Core Concepts
The core message of this article is to propose an efficient algorithm named CAESAR for simultaneously evaluating the performance of multiple target reinforcement learning policies, by computing an approximate optimal offline sampling distribution and using the data sampled from it to estimate the policy values.
Abstract
The article focuses on the problem of multiple-policy evaluation in reinforcement learning, where the goal is to estimate the expected total rewards of a set of K target policies to a given accuracy with high probability.
The key highlights and insights are:
The authors propose an algorithm called CAESAR that consists of two main phases:
In the first phase, they produce coarse estimates of the visitation distributions of the target policies at a low order sample complexity rate.
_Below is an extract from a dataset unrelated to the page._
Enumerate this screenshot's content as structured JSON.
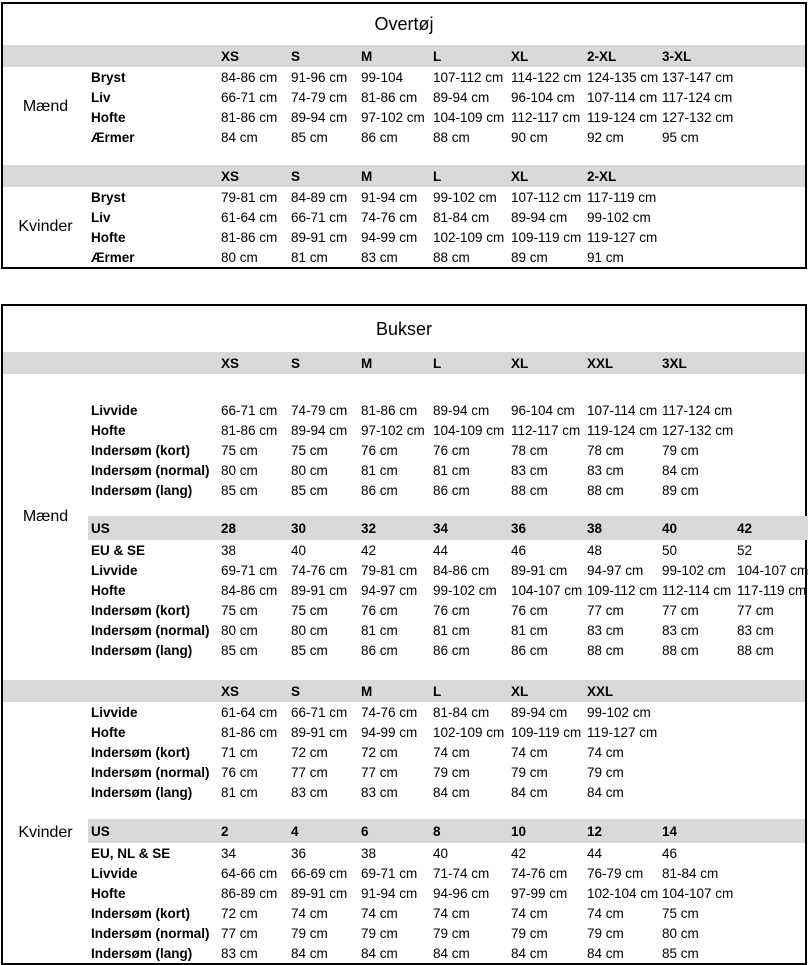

In the second phase, they approximate the optimal offline sampling distribution and compute the importance weighting ratios for all target policies by minimizing a step-wise quadratic loss function.
CAESAR achieves a sample complexity that scales with the maximum squared visitation probabilities of the target policies under the optimal sampling distribution, rather than the maximum visitation probabilities as in previous work. This leads to significant improvements in sample efficiency.
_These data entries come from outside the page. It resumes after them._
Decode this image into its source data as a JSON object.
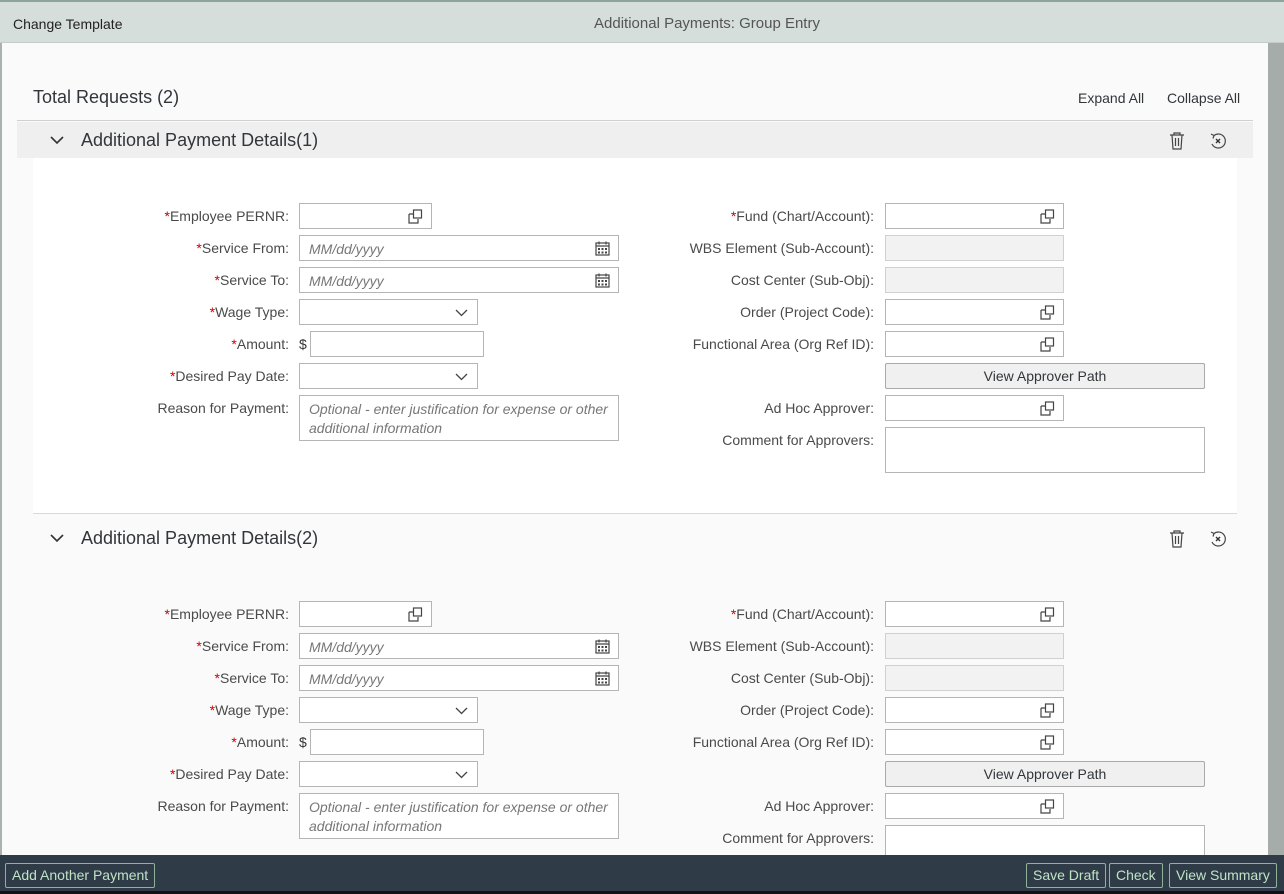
{
  "header": {
    "change_template": "Change Template",
    "title": "Additional Payments: Group Entry"
  },
  "totals": {
    "label": "Total Requests (2)",
    "expand_all": "Expand All",
    "collapse_all": "Collapse All"
  },
  "sections": [
    {
      "title": "Additional Payment Details(1)"
    },
    {
      "title": "Additional Payment Details(2)"
    }
  ],
  "form": {
    "left": [
      {
        "label": "Employee PERNR:",
        "required": true,
        "type": "valuehelp",
        "value": ""
      },
      {
        "label": "Service From:",
        "required": true,
        "type": "date",
        "placeholder": "MM/dd/yyyy"
      },
      {
        "label": "Service To:",
        "required": true,
        "type": "date",
        "placeholder": "MM/dd/yyyy"
      },
      {
        "label": "Wage Type:",
        "required": true,
        "type": "select",
        "value": ""
      },
      {
        "label": "Amount:",
        "required": true,
        "type": "amount",
        "currency": "$",
        "value": ""
      },
      {
        "label": "Desired Pay Date:",
        "required": true,
        "type": "select",
        "value": ""
      },
      {
        "label": "Reason for Payment:",
        "required": false,
        "type": "textarea",
        "placeholder": "Optional - enter justification for expense or other additional information"
      }
    ],
    "right": [
      {
        "label": "Fund (Chart/Account):",
        "required": true,
        "type": "valuehelp",
        "value": ""
      },
      {
        "label": "WBS Element (Sub-Account):",
        "required": false,
        "type": "disabled",
        "value": ""
      },
      {
        "label": "Cost Center (Sub-Obj):",
        "required": false,
        "type": "disabled",
        "value": ""
      },
      {
        "label": "Order (Project Code):",
        "required": false,
        "type": "valuehelp",
        "value": ""
      },
      {
        "label": "Functional Area (Org Ref ID):",
        "required": false,
        "type": "valuehelp",
        "value": ""
      },
      {
        "label": "",
        "type": "button",
        "button": "View Approver Path"
      },
      {
        "label": "Ad Hoc Approver:",
        "required": false,
        "type": "valuehelp",
        "value": ""
      },
      {
        "label": "Comment for Approvers:",
        "required": false,
        "type": "textarea",
        "placeholder": ""
      }
    ]
  },
  "footer": {
    "add_another": "Add Another Payment",
    "save_draft": "Save Draft",
    "check": "Check",
    "view_summary": "View Summary"
  }
}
The authors leverage techniques like coarse distribution estimation, optimal sampling distribution computation, and step-wise loss function minimization to derive the non-asymptotic sample complexity guarantees for CAESAR.
CAESAR consistently outperforms the naive uniform sampling strategy over target policies, and in some cases also improves upon the previous state-of-the-art results.
The authors also provide additional results on estimating the importance weighting ratios using a novel step-wise loss function, which may be of independent interest beyond the specific multiple-policy evaluation problem.
Stats
The article does not contain any explicit numerical data or metrics. The key figures are the sample complexity bounds derived for the CAESAR algorithm.